The last time I saw Dose was the basement club where we put Subtle on, so Jel was there too, the Bierkeller in Manchester. There was a feeling of vague reverence, perhaps imagined, everyone there to see them, see Dose speak. It seems like he played up to that some, undermining it with jokes and observations.

Maybe this time, performing almost as wallpaper with this bubble of people between Themselves and the bar, he’s making fun of all that. It just doesn’t matter if you say yes, I am a good person obviously.

In a song towards the end of the set Jel stutters this drum solo, then just stops.
“Ok,” he says, “That’s that.”
Doseone has been trying so hard not to let this happen to the whole gig, which has had this sense of stopping and starting. This is a bar, first and foremost.

“We’re going to make you a promise,” Dose says.
“Themselves will let you age but we’ll never let you grow old. Seriously. I’ll kick you in your dick if you’re getting old around me.”

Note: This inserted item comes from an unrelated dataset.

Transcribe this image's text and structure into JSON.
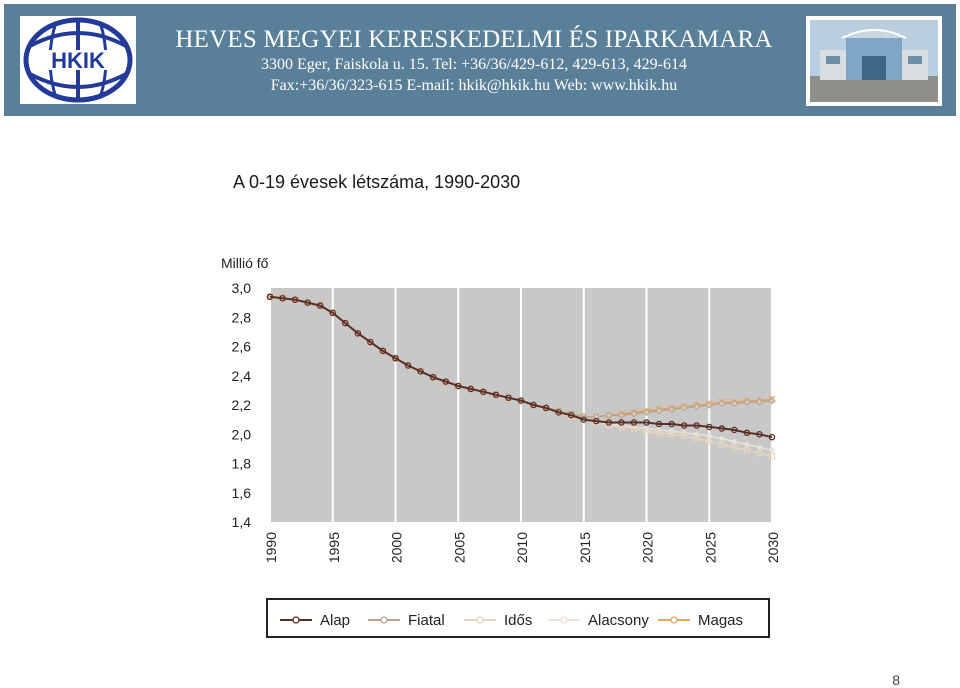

It’s raining for the journey home. There’s nothing beyond the windows of the car. My blood feels like lead or something. We’re taking our friend Frankie home with us.

How’s the experience so far, I ask as we reach snake pass.
A bit bumpy, Frankie says.
“Bumpy?” I ask, “BUMPY?” Her words are a challenge. Staying above 50 is not. Staying alive will be if these bends stay as sharp. I tell myself respect the road. Tonight will not be the night I leave a good looking corpse, or rather one hideously charred.

I had a dream the wheel of my car was a croissant, making steering almost impossible. Gaz and I are singing and it is almost too much when the road does the wet dog getting dry thing again.

The final bend reveals a spread of orange lights floating in the black.
That is our home.

We’re on a motorway and everyone is screaming except Navigating Gaz making me think he planned this. Dave is screaming YEEEESSSSS! like it’s the last thing he’ll ever do. We’re very illegal.

There’re no cops and I don’t get flashed when I go past a speed camera ten too fast.

We drop Frankie off and Dave tries to take photos of his dick with her camera after she leaves it in the car.

We drop Gaz off. Dave says,
“Man, I tried so hard to take photos of my penis on Frankie’s camera. I didn’t know what I was doing; then I realized I was filming. So she has three videos of my dick on there now, but it’s too dark to see anything.”

I don’t slow down for any of the junctions on my road.
You fucking dick, Dave says but he’s laughing.